Radio procedure had also followed man to the stars. It didn’t require the sending station to request permission to sign off, no matter how lofty the rank of the receiving station was. Perhaps that was why Dr. Mitchell preferred voice, Costello thought.
“Mr. O’Neill, Mr. Ontiir will not be relieving you until further notice. Will you require relief at the end of your watch?”
“No, sir. If I could get fifteen minutes for a sandwich and a cup of coffee, I can stand the next watch as well.”
“Mr. Tavor, are you at liberty to relieve Mr. O’Neill?”
Riva pressed a few last buttons and stood up, pulling down the hem of her black shipboard jacket.
“I relieve you, sir,” she said formally to O’Neill, staring at him as though he were about to try and escape.

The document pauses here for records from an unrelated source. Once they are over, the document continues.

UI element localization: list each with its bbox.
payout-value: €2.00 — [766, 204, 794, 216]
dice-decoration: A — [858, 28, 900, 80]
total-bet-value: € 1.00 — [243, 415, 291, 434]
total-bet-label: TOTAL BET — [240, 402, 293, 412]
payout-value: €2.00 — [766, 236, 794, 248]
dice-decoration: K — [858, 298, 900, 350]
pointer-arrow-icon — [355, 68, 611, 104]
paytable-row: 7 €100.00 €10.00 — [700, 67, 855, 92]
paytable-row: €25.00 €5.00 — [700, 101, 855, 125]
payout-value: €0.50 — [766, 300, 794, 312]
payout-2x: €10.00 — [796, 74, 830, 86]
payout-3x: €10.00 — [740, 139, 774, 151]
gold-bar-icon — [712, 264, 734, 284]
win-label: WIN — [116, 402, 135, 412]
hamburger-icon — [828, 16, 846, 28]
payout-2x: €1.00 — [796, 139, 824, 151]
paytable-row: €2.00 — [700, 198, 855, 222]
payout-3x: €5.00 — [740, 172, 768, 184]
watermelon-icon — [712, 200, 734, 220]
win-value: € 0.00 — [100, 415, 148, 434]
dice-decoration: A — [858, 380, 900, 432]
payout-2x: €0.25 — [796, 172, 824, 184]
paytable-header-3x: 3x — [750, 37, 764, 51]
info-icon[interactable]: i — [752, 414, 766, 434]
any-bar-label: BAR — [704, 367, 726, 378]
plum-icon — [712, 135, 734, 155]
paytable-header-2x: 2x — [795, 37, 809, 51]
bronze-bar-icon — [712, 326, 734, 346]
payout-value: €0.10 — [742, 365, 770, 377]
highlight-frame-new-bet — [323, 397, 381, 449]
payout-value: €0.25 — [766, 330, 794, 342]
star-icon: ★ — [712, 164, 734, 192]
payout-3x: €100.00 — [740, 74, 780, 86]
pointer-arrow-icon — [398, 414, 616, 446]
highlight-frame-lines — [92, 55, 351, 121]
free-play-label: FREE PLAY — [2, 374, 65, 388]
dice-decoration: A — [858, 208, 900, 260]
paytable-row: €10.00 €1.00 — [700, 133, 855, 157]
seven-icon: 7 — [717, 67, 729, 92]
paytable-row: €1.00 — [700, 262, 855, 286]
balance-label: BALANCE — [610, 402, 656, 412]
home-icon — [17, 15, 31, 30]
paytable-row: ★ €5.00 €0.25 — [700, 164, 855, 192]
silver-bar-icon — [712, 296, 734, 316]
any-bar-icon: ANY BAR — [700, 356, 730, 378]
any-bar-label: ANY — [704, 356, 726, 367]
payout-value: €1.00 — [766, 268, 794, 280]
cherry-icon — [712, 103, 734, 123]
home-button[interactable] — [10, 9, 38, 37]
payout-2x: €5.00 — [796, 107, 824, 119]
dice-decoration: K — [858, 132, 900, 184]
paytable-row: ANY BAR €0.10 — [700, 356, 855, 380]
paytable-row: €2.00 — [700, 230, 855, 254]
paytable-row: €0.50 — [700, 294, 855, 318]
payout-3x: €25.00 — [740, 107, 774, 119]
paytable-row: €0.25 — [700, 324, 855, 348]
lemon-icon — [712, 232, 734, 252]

“I stand relieved,” he replied. “And how!”
O’Neill showed Riva the plot, current location and local spatial conditions. She had no questions, sliding into his seat with an elegant stretch.
“Captain, I can stand Mr. O’Neill’s second watch when it begins,” she told Costello. “I am well rested.”
Kashkin were good at focus, intensity and quick thinking. They were not ideal for routine tasks, in which nothing changing for hours was considered a success.
“Thank you, Mr. Tavor, that won’t be necessary,” he said. “We have several officers qualified to navigate, and I want you fresh when we arrive at the rendezvous. With luck, neither the Coffman nor the Magellan will have had the same difficulty getting there that we have. But just in case …”
Neither the Coffman nor the Magellan had made it to the rendezvous at all.